A semana é especialmente difícil para Rigondeaux e Lara. Enquanto eles esperam o tempo passar em Havana, os demais pugilistas cubanos estão na província de Holguín para o Torneio Nacional Playa Girón, um dos mais importantes de Cuba e tido como teste para os atletas, às vésperas das Olimpíadas de Pequim.
‘Estou assim [faz sinal de braços cruzados]’, afirma Rigondeaux, num dos raros momentos da conversa em que demonstra irritação.

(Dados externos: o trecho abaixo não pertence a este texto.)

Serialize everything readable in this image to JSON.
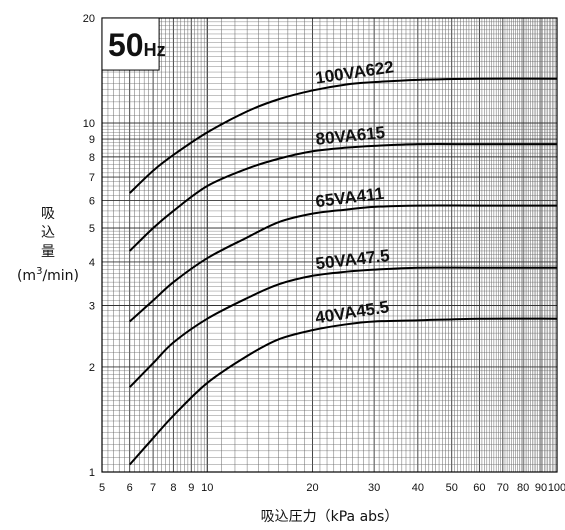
{
  "chart_data": {
    "type": "line",
    "x_scale": "log",
    "y_scale": "log",
    "xlim": [
      5,
      100
    ],
    "ylim": [
      1,
      20
    ],
    "xlabel": "吸込圧力（kPa abs）",
    "ylabel_lines": [
      "吸",
      "込",
      "量"
    ],
    "ylabel_unit": {
      "pre": "(m",
      "sup": "3",
      "post": "/min)"
    },
    "badge": {
      "main": "50",
      "sub": "Hz"
    },
    "x_ticks": [
      {
        "v": 5,
        "t": "5"
      },
      {
        "v": 6,
        "t": "6"
      },
      {
        "v": 7,
        "t": "7"
      },
      {
        "v": 8,
        "t": "8"
      },
      {
        "v": 9,
        "t": "9"
      },
      {
        "v": 10,
        "t": "10"
      },
      {
        "v": 20,
        "t": "20"
      },
      {
        "v": 30,
        "t": "30"
      },
      {
        "v": 40,
        "t": "40"
      },
      {
        "v": 50,
        "t": "50"
      },
      {
        "v": 60,
        "t": "60"
      },
      {
        "v": 70,
        "t": "70"
      },
      {
        "v": 80,
        "t": "80"
      },
      {
        "v": 90,
        "t": "90"
      },
      {
        "v": 100,
        "t": "100"
      }
    ],
    "y_ticks": [
      {
        "v": 1,
        "t": "1"
      },
      {
        "v": 2,
        "t": "2"
      },
      {
        "v": 3,
        "t": "3"
      },
      {
        "v": 4,
        "t": "4"
      },
      {
        "v": 5,
        "t": "5"
      },
      {
        "v": 6,
        "t": "6"
      },
      {
        "v": 7,
        "t": "7"
      },
      {
        "v": 8,
        "t": "8"
      },
      {
        "v": 9,
        "t": "9"
      },
      {
        "v": 10,
        "t": "10"
      },
      {
        "v": 20,
        "t": "20"
      }
    ],
    "series": [
      {
        "name": "100VA622",
        "points": [
          [
            6,
            6.3
          ],
          [
            7,
            7.3
          ],
          [
            8,
            8.1
          ],
          [
            10,
            9.4
          ],
          [
            13,
            10.8
          ],
          [
            16,
            11.7
          ],
          [
            20,
            12.4
          ],
          [
            25,
            12.9
          ],
          [
            30,
            13.1
          ],
          [
            40,
            13.3
          ],
          [
            60,
            13.4
          ],
          [
            100,
            13.4
          ]
        ]
      },
      {
        "name": "80VA615",
        "points": [
          [
            6,
            4.3
          ],
          [
            7,
            5.0
          ],
          [
            8,
            5.6
          ],
          [
            10,
            6.6
          ],
          [
            13,
            7.4
          ],
          [
            16,
            7.9
          ],
          [
            20,
            8.3
          ],
          [
            25,
            8.5
          ],
          [
            30,
            8.6
          ],
          [
            40,
            8.7
          ],
          [
            60,
            8.7
          ],
          [
            100,
            8.7
          ]
        ]
      },
      {
        "name": "65VA411",
        "points": [
          [
            6,
            2.7
          ],
          [
            7,
            3.1
          ],
          [
            8,
            3.5
          ],
          [
            10,
            4.1
          ],
          [
            13,
            4.7
          ],
          [
            16,
            5.2
          ],
          [
            20,
            5.5
          ],
          [
            25,
            5.65
          ],
          [
            30,
            5.75
          ],
          [
            40,
            5.8
          ],
          [
            60,
            5.8
          ],
          [
            100,
            5.8
          ]
        ]
      },
      {
        "name": "50VA47.5",
        "points": [
          [
            6,
            1.75
          ],
          [
            7,
            2.05
          ],
          [
            8,
            2.35
          ],
          [
            10,
            2.75
          ],
          [
            13,
            3.15
          ],
          [
            16,
            3.45
          ],
          [
            20,
            3.65
          ],
          [
            25,
            3.75
          ],
          [
            30,
            3.8
          ],
          [
            40,
            3.85
          ],
          [
            60,
            3.85
          ],
          [
            100,
            3.85
          ]
        ]
      },
      {
        "name": "40VA45.5",
        "points": [
          [
            6,
            1.05
          ],
          [
            7,
            1.25
          ],
          [
            8,
            1.45
          ],
          [
            10,
            1.8
          ],
          [
            13,
            2.15
          ],
          [
            16,
            2.4
          ],
          [
            20,
            2.55
          ],
          [
            25,
            2.65
          ],
          [
            30,
            2.7
          ],
          [
            40,
            2.72
          ],
          [
            60,
            2.75
          ],
          [
            100,
            2.75
          ]
        ]
      }
    ],
    "grid": true,
    "legend": "none"
  }
}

Rigondeaux não tem o mesmo estilo de Lara, que, também sem trabalho, passa as horas em Havana circulando sobre uma moto com adesivo da coelhinha símbolo da Playboy, usa jeans e camisetas apertadas e duas argolas douradas nas orelhas. Lara mora com a mulher, Miriam, e dois filhos na casa da mãe da sogra, uma modesta residência de dois pisos, dividida por tios, primos, e outros familiares. Acorda às 5h todos os dias para correr, fala ainda menos que Rigondeaux e também continua recebendo seus 450 pesos cubanos e a cota de comida, mesmo sem treinar.
‘Ser campeão olímpico é a meta de Lara. Se não puder fazer isso, acredito que terá um infarto’, diz Miriam, que estava grávida quando os boatos sobre a deserção do marido chegaram à sua casa. Segundo ela, Rigondeaux e Lara ficaram por três dias numa espécie de casa de hospedagem do governo de Cuba assim que voltaram do Rio. Conversaram com autoridades, negaram a ambição de desertar e reafirmaram o desejo de ficar e lutar em Cuba. Foram então, para casa – Lara, Miriam e o pequeno Roberlandy, de 2 meses.
Enquanto os atletas estavam no Rio, familiares de Rigondeaux e de Lara foram procurados repetidas vezes por autoridades. Negam que tenham sido pressionados, mas não escondem a apreensão que viveram.
Rigondeaux se despediu da Folha pouco depois de mostrar com orgulho fotos do filho – Guillermo, cinco anos –, com os punhos cerrados tal qual um boxeador. ‘Será um novo campeão?’, pergunta a reportagem. ‘Se eles [o regime] deixarem…’, responde Rigondeaux, em momento franco de reação ao seu exílio em casa, agravado pela falta da possibilidade de recomeçar que os exilados possuem.